If you really feel the need to try to remove it, Le Creuset makes a cleaner for their enamel cookware you could try. We've used it on our pots and it works quite well.


  • I hadn't considered the possibility that the colouration was a good thing, but you're absolutely right; from your link: "Allow the brownish black patina to build over the cooking surface as this greatly enhances the cooking and release performance of foods from the surface." So I'll just be leaving it where it is.
    – Andy F
    Commented Feb 18, 2013 at 9:05

Some years back I cooked on a friend's Le Creusset but it had a teflon coating. Sure yours doesn't?

If it is bare metal then changes in color and carbon accumulation are normal especially in the area that receives highest heat.

Cleaning would be as per your wok/cast iron protocols -leave it hot and dry and lightly oiled- but looking new is not desirable.

So sorry, no advice how to remove marks but if you allow the wok to mature without aggressive scrubbing, it will eventually go nicely dark again (but never new looking)


I have one of these woks, the interior is black enamel. I'm sure a lot of people will be aghast at this solution but it works a charm.

I use Easy Off oven cleaner. Just spray it on and wait 1/2 hour or so, then use an old toothbrush to remove the buildup, and wash very well.

It will not harm the enamel. I use it on the outside too, to remove the baked on stuff. It will just take a couple of squirts, for your job. Comes out like new.

It will remove any seasoning. Not really necessary on enamel.

I have at least a dozen LC pieces and use this method all the time and have always had perfect results. Just clean very well, before use.

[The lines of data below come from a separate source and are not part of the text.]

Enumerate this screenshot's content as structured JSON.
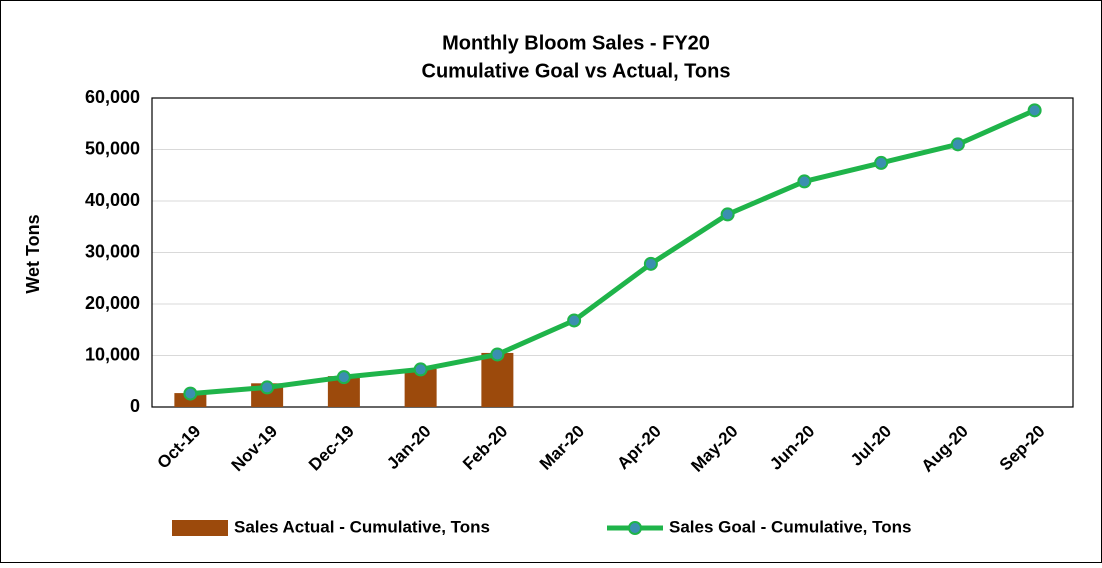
{
  "chart_data": {
    "type": "combo",
    "title": "Monthly Bloom Sales - FY20",
    "subtitle": "Cumulative Goal vs Actual, Tons",
    "y_label": "Wet Tons",
    "categories": [
      "Oct-19",
      "Nov-19",
      "Dec-19",
      "Jan-20",
      "Feb-20",
      "Mar-20",
      "Apr-20",
      "May-20",
      "Jun-20",
      "Jul-20",
      "Aug-20",
      "Sep-20"
    ],
    "series": [
      {
        "name": "Sales Actual - Cumulative, Tons",
        "type": "bar",
        "color": "#9c4a0c",
        "values": [
          2700,
          4600,
          6000,
          7400,
          10500,
          null,
          null,
          null,
          null,
          null,
          null,
          null
        ]
      },
      {
        "name": "Sales Goal - Cumulative, Tons",
        "type": "line",
        "color": "#1fb44a",
        "marker_color": "#3b8fb0",
        "values": [
          2600,
          3800,
          5800,
          7300,
          10200,
          16800,
          27800,
          37400,
          43800,
          47400,
          51000,
          57600
        ]
      }
    ],
    "ylim": [
      0,
      60000
    ],
    "yticks": [
      0,
      {
        "value": 10000,
        "label": "10,000"
      },
      {
        "value": 20000,
        "label": "20,000"
      },
      {
        "value": 30000,
        "label": "30,000"
      },
      {
        "value": 40000,
        "label": "40,000"
      },
      {
        "value": 50000,
        "label": "50,000"
      },
      {
        "value": 60000,
        "label": "60,000"
      }
    ],
    "grid": true,
    "legend": "bottom"
  }
}
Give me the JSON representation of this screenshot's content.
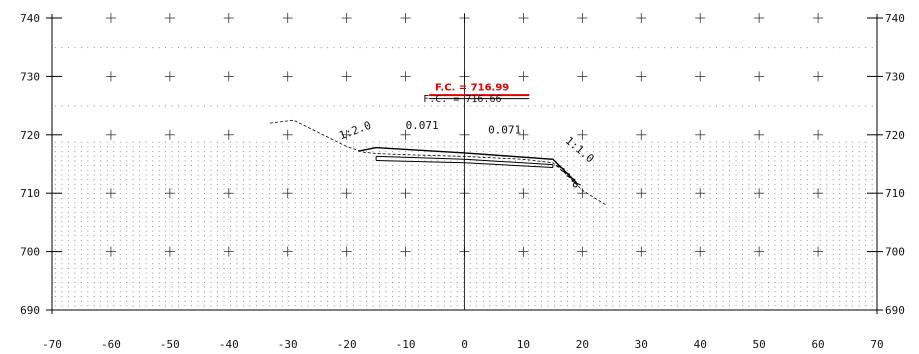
{
  "x_axis": {
    "min": -70,
    "max": 70,
    "step": 10,
    "labels": [
      "-70",
      "-60",
      "-50",
      "-40",
      "-30",
      "-20",
      "-10",
      "0",
      "10",
      "20",
      "30",
      "40",
      "50",
      "60",
      "70"
    ]
  },
  "y_axis": {
    "min": 690,
    "max": 740,
    "step": 10,
    "labels_left": [
      "740",
      "730",
      "720",
      "710",
      "700",
      "690"
    ],
    "labels_right": [
      "740",
      "730",
      "720",
      "710",
      "700",
      "690"
    ]
  },
  "annotations": {
    "fc_proposed": "F.C. = 716.99",
    "fc_existing": "F.C. = 716.66",
    "slope_left": "1:2.0",
    "cross_slope_left": "0.071",
    "cross_slope_right": "0.071",
    "slope_right": "1:1.0"
  },
  "geometry": {
    "existing_ground": [
      [
        -33,
        722
      ],
      [
        -29,
        722.5
      ],
      [
        -25,
        720.5
      ],
      [
        -20,
        718
      ],
      [
        -17,
        717
      ],
      [
        -15,
        716.8
      ],
      [
        -10,
        716.6
      ],
      [
        0,
        716.3
      ],
      [
        10,
        715.8
      ],
      [
        15,
        715.2
      ],
      [
        17,
        713.5
      ],
      [
        20,
        710.5
      ],
      [
        24,
        708
      ]
    ],
    "proposed_top": [
      [
        -18,
        717.2
      ],
      [
        -15,
        717.8
      ],
      [
        0,
        716.9
      ],
      [
        15,
        715.8
      ],
      [
        18,
        712.8
      ],
      [
        19,
        711.8
      ]
    ],
    "pavement_top": [
      [
        -15,
        716.3
      ],
      [
        0,
        715.8
      ],
      [
        15,
        714.9
      ]
    ],
    "pavement_bottom": [
      [
        -15,
        715.6
      ],
      [
        0,
        715.2
      ],
      [
        15,
        714.4
      ]
    ],
    "pavement_left_x": -15,
    "pavement_right_x": 15,
    "fc_proposed_line": [
      [
        -6,
        726.8
      ],
      [
        11,
        726.8
      ]
    ],
    "fc_existing_line": [
      [
        -6,
        726.2
      ],
      [
        11,
        726.2
      ]
    ]
  },
  "colors": {
    "grid": "#333333",
    "red": "#e00000",
    "line": "#000000"
  }
}
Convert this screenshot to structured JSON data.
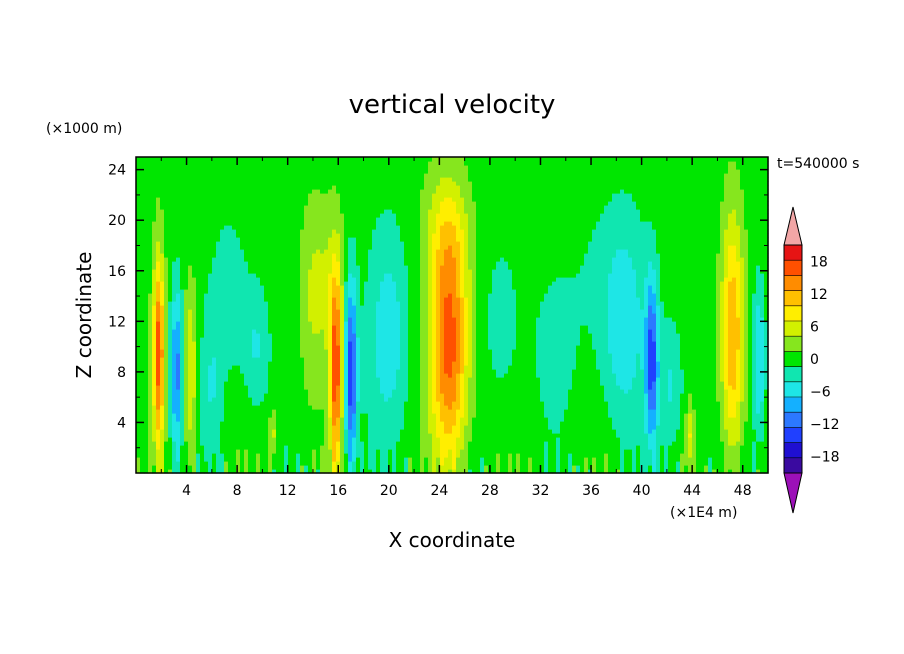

Its hard to tell from the picture, exactly what the surface of the wok is, and the website doesn't provide much help either. It seems that it is coated with something; Le Creusset seems to do enamel and teflon nonstick coatings. Both of these coatings are common and provide a nonstick effect, but neither work terribly well for high temperature stir-frying, which is traditionally done in an uncoated steel pan. If you are sure that it is a patina, on the surface, and that the surface is not being damaged, you should be fine to cook on it. Perhaps you could carefully use a scotch-brite pad to remove the residue, but I would only do this if the pan were enamel coated, and still very carefully. In fact, I would advise against trying to remove the residue, and instead remember to use a fairly liberal amount of oil, and to preheat the oil before adding food to the pan.

Traditional steel woks can, as mentioned, be cleaned with a harsh abrasive such as sand or a stone. I would not recommend treating your pan this way, however, unless you want to risk stripping the coating.